Vu et lu au sujet du PSG dans la presse hexagonale ce dimanche 30 novembre 2025. Le PSG chute sur la pelouse de l’AS Monaco (1-0), sa place de leader menacée, la grosse frayeur pour Lucas Chevalier, l’arbitrage de Clément Turpin pointé du doigt…
Dans son édition du jour, L’Equipe évoque la défaite du PSG sur la pelouse de l’AS Monaco (1-0), dans le cadre de la 14e journée de Ligue 1. Si l’équipe de Luis Enrique aurait dû évoluer rapidement en supériorité numérique après le gros tacle de Lamine Camara sur Lucas Chevalier (12e), elle n’a montré aucune énergie sur la pelouse du Stade Louis II ce samedi. Cette exclusion aurait peut-être changé la physionomie du match, mais Luis Enrique ne s’est pas réfugié derrière cette excuse : « C’est notre plus mauvais match de la saison. Ça n’a pas été facile pour Monaco non plus mais ils ont mérité plus que nous (…) C’est difficile d’avoir de la continuité quand tu fais des erreurs individuelles », a-t-il déclaré à l’issue du match.

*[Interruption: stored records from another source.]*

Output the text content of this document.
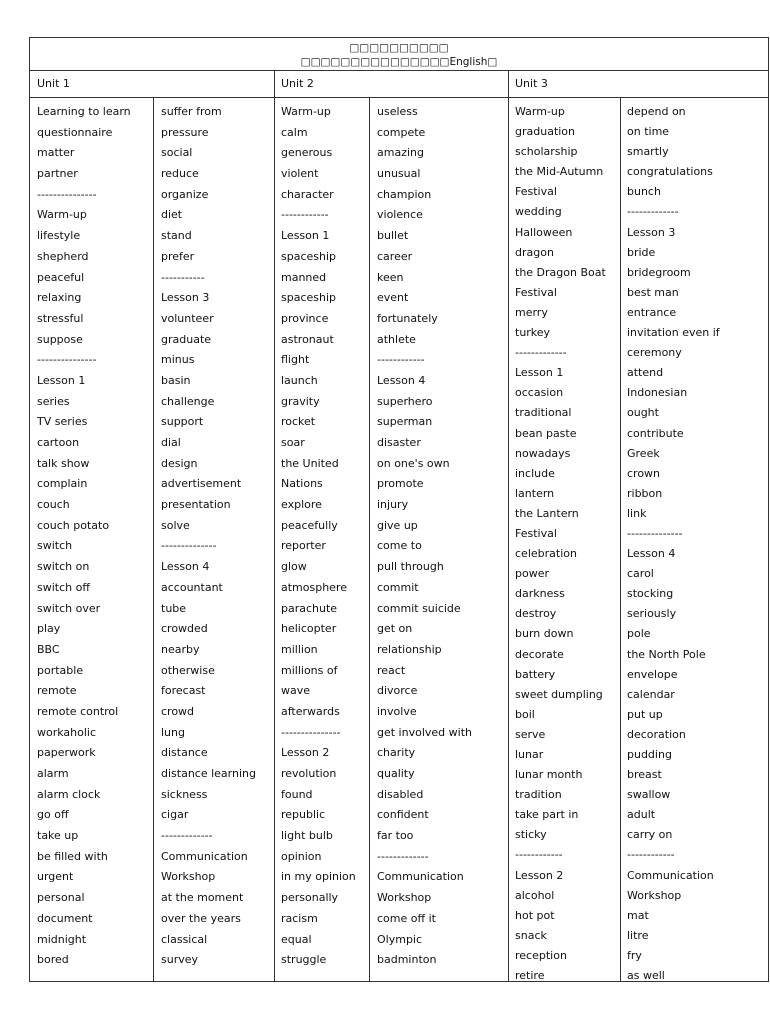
□□□□□□□□□□
□□□□□□□□□□□□□□□English□
Unit 1	Unit 2	Unit 3
Learning to learn
questionnaire
matter
partner
---------------
Warm-up
lifestyle
shepherd
peaceful
relaxing
stressful
suppose
---------------
Lesson 1
series
TV series
cartoon
talk show
complain
couch
couch potato
switch
switch on
switch off
switch over
play
BBC
portable
remote
remote control
workaholic
paperwork
alarm
alarm clock
go off
take up
be filled with
urgent
personal
document
midnight
bored
suffer from
pressure
social
reduce
organize
diet
stand
prefer
-----------
Lesson 3
volunteer
graduate
minus
basin
challenge
support
dial
design
advertisement
presentation
solve
--------------
Lesson 4
accountant
tube
crowded
nearby
otherwise
forecast
crowd
lung
distance
distance learning
sickness
cigar
-------------
Communication
Workshop
at the moment
over the years
classical
survey
Warm-up
calm
generous
violent
character
------------
Lesson 1
spaceship
manned
spaceship
province
astronaut
flight
launch
gravity
rocket
soar
the United
Nations
explore
peacefully
reporter
glow
atmosphere
parachute
helicopter
million
millions of
wave
afterwards
---------------
Lesson 2
revolution
found
republic
light bulb
opinion
in my opinion
personally
racism
equal
struggle
useless
compete
amazing
unusual
champion
violence
bullet
career
keen
event
fortunately
athlete
------------
Lesson 4
superhero
superman
disaster
on one's own
promote
injury
give up
come to
pull through
commit
commit suicide
get on
relationship
react
divorce
involve
get involved with
charity
quality
disabled
confident
far too
-------------
Communication
Workshop
come off it
Olympic
badminton
Warm-up
graduation
scholarship
the Mid-Autumn
Festival
wedding
Halloween
dragon
the Dragon Boat
Festival
merry
turkey
-------------
Lesson 1
occasion
traditional
bean paste
nowadays
include
lantern
the Lantern
Festival
celebration
power
darkness
destroy
burn down
decorate
battery
sweet dumpling
boil
serve
lunar
lunar month
tradition
take part in
sticky
------------
Lesson 2
alcohol
hot pot
snack
reception
retire
depend on
on time
smartly
congratulations
bunch
-------------
Lesson 3
bride
bridegroom
best man
entrance
invitation even if
ceremony
attend
Indonesian
ought
contribute
Greek
crown
ribbon
link
--------------
Lesson 4
carol
stocking
seriously
pole
the North Pole
envelope
calendar
put up
decoration
pudding
breast
swallow
adult
carry on
------------
Communication
Workshop
mat
litre
fry
as well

Trois jours après un match de Ligue des champions, les deux équipes n’ont pas livré un match d’une grande intensité. « Le diagnostic du coach parisien pourrait, il est vrai, s’appliquer à la quasi-totalité de son groupe, samedi. Le constat ne date pas de cet après-midi sur le Rocher. Mais depuis le début de cette saison où il est privé de ses cadres à tour de rôle, et contraint le reste du temps de les utiliser à moitié, Paris avait presque toujours donné le change. Quelques séquences, des coups de reins décisifs, deux ou trois gestes brillants : suffisant pour sauver la face et présenter un tableau de route très honorable sur le plan comptable », constate L’E.
Malgré un onze de départ qui montrait l’importance de cette affiche, les champions de France ont été inefficaces dans les deux surfaces avec des joueurs trop brouillons et en manque de mouvements. Avec seulement 4 tirs cadrés en 17 frappes, le PSG a affiché une pauvreté offensive et ne s’est pas non plus rassuré défensivement, notamment sur les coups de pied arrêtés. « Alors qu’il mène grand train sur la scène européenne (2e sur 36 équipes avec 12 points pris sur 15), Paris n’affiche pas la même prestance en L1 où sa marge n’a pas paru aussi mince depuis longtemps. Tant mieux pour le suspense. Il sera toujours temps de savoir si le retour durable de ses blessés à un niveau de compétitivité digne de ce nom suffira à dompter la meute en 2026. »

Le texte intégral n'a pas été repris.